Die Geldbuße wird auch nicht mit dem Entschädigungsbetrag verrechnet.
(Urteil vom 28.08.2024 – 2 WA 1.24)
Sachverhalt
Ein Kommandant der deutschen Marine erhielt 2018 eine Disziplinarbuße von 2.500 Euro. Grund war ein Unfall an Bord eines Marineschiffs, bei dem ein unabsichtlich abgegebener Schuss einen Kameraden verletzte. Der Kommandant hatte den Vorfall weder gemeldet noch korrekt dokumentiert und sogar versucht, den Leitenden Sanitätsoffizier zu einer beschönigten Darstellung zu bewegen.
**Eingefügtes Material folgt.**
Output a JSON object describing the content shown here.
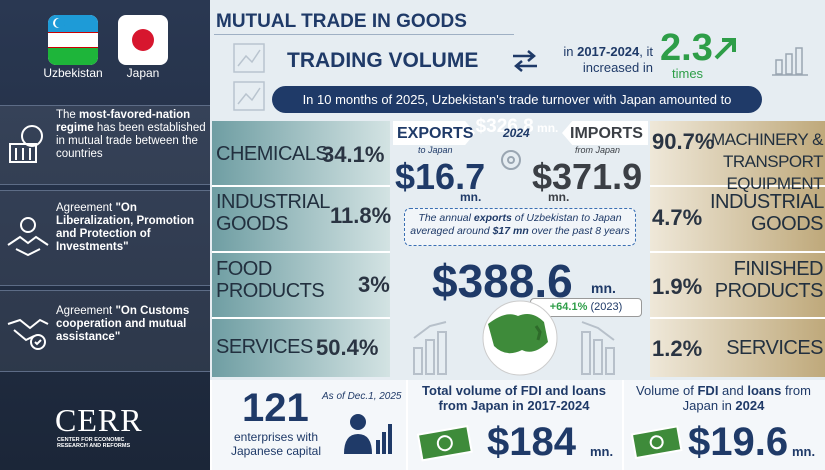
{
  "sidebar": {
    "flags": [
      {
        "label": "Uzbekistan"
      },
      {
        "label": "Japan"
      }
    ],
    "agreements": [
      {
        "parts": [
          "The ",
          "most-favored-nation regime",
          " has been established in mutual trade between the countries"
        ]
      },
      {
        "parts": [
          "Agreement ",
          "\"On Liberalization, Promotion and Protection of Investments\""
        ]
      },
      {
        "parts": [
          "Agreement ",
          "\"On Customs cooperation and mutual assistance\""
        ]
      }
    ],
    "logo": {
      "name": "CERR",
      "subtitle": "CENTER FOR ECONOMIC RESEARCH AND REFORMS"
    }
  },
  "header": {
    "title": "MUTUAL TRADE IN GOODS",
    "trading_volume": "TRADING VOLUME",
    "growth_text": [
      "in ",
      "2017-2024",
      ", it increased in"
    ],
    "growth_value": "2.3",
    "growth_unit": "times",
    "banner": [
      "In 10 months of 2025, Uzbekistan's trade turnover with Japan amounted to ",
      "$326.8",
      " mn."
    ]
  },
  "year": "2024",
  "exports": {
    "label": "EXPORTS",
    "sub": "to Japan",
    "value": "$16.7",
    "unit": "mn.",
    "items": [
      {
        "name": "CHEMICALS",
        "share": "34.1%"
      },
      {
        "name": "INDUSTRIAL GOODS",
        "share": "11.8%"
      },
      {
        "name": "FOOD PRODUCTS",
        "share": "3%"
      },
      {
        "name": "SERVICES",
        "share": "50.4%"
      }
    ]
  },
  "imports": {
    "label": "IMPORTS",
    "sub": "from Japan",
    "value": "$371.9",
    "unit": "mn.",
    "items": [
      {
        "name": "MACHINERY & TRANSPORT EQUIPMENT",
        "share": "90.7%"
      },
      {
        "name": "INDUSTRIAL GOODS",
        "share": "4.7%"
      },
      {
        "name": "FINISHED PRODUCTS",
        "share": "1.9%"
      },
      {
        "name": "SERVICES",
        "share": "1.2%"
      }
    ]
  },
  "note": [
    "The annual ",
    "exports",
    " of Uzbekistan to Japan averaged around ",
    "$17 mn",
    " over the past 8 years"
  ],
  "total": {
    "value": "$388.6",
    "unit": "mn.",
    "growth": "+64.1%",
    "growth_year": "(2023)"
  },
  "enterprises": {
    "count": "121",
    "date": "As of Dec.1, 2025",
    "label": "enterprises with Japanese capital"
  },
  "fdi_total": {
    "title": "Total volume of FDI and loans from Japan in 2017-2024",
    "value": "$184",
    "unit": "mn."
  },
  "fdi_2024": {
    "title": [
      "Volume of ",
      "FDI",
      " and ",
      "loans",
      " from Japan in ",
      "2024"
    ],
    "value": "$19.6",
    "unit": "mn."
  }
}
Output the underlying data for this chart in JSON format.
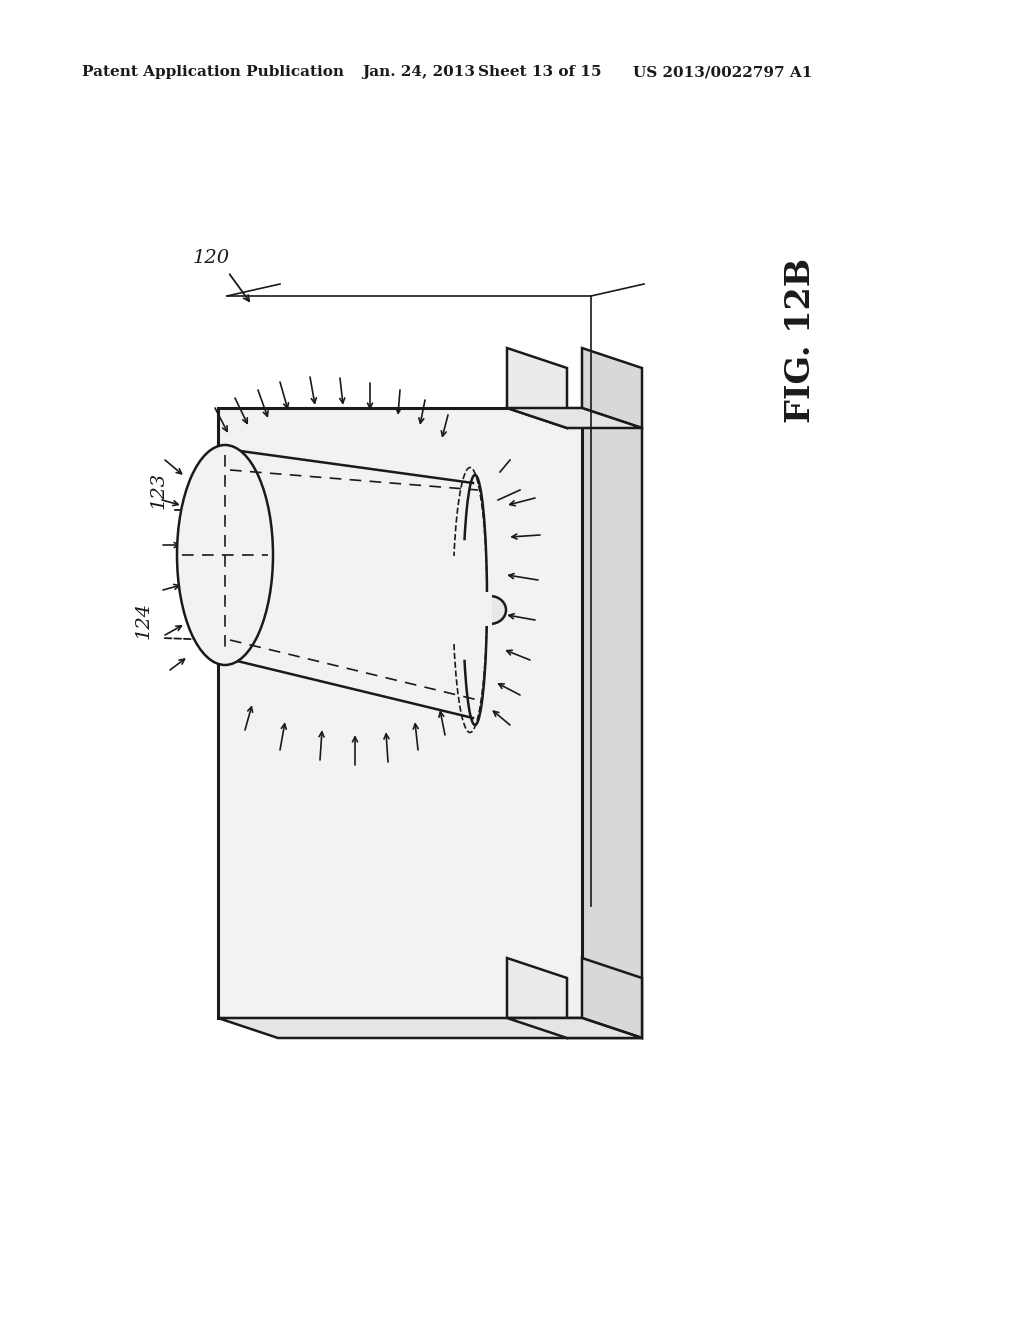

Der Soldat legte gegen die Buße Beschwerde ein, doch das Verfahren zog sich aufgrund der Überlastung des Truppendienstgerichts unglaubliche 61 Monate hin. Trotz wiederholter Verzögerungsrügen seines Anwalts blieb das Verfahren blockiert. Schließlich klagte der Soldat 2023 beim Bundesverwaltungsgericht auf Entschädigung wegen der langen Verfahrensdauer.
Entscheidung
Das Bundesverwaltungsgericht (Urteil vom 28.08.2024 – 2 WA 1.24) hielt eine Entschädigung von 4.100 Euro für angemessen. Zwar habe der Marinekommandant durch die verspätete Begründung seiner Beschwerde 4 Monate Verzögerung selbst verschuldet, dennoch sei das Verfahren insgesamt um 41 Monate zu lange gelaufen.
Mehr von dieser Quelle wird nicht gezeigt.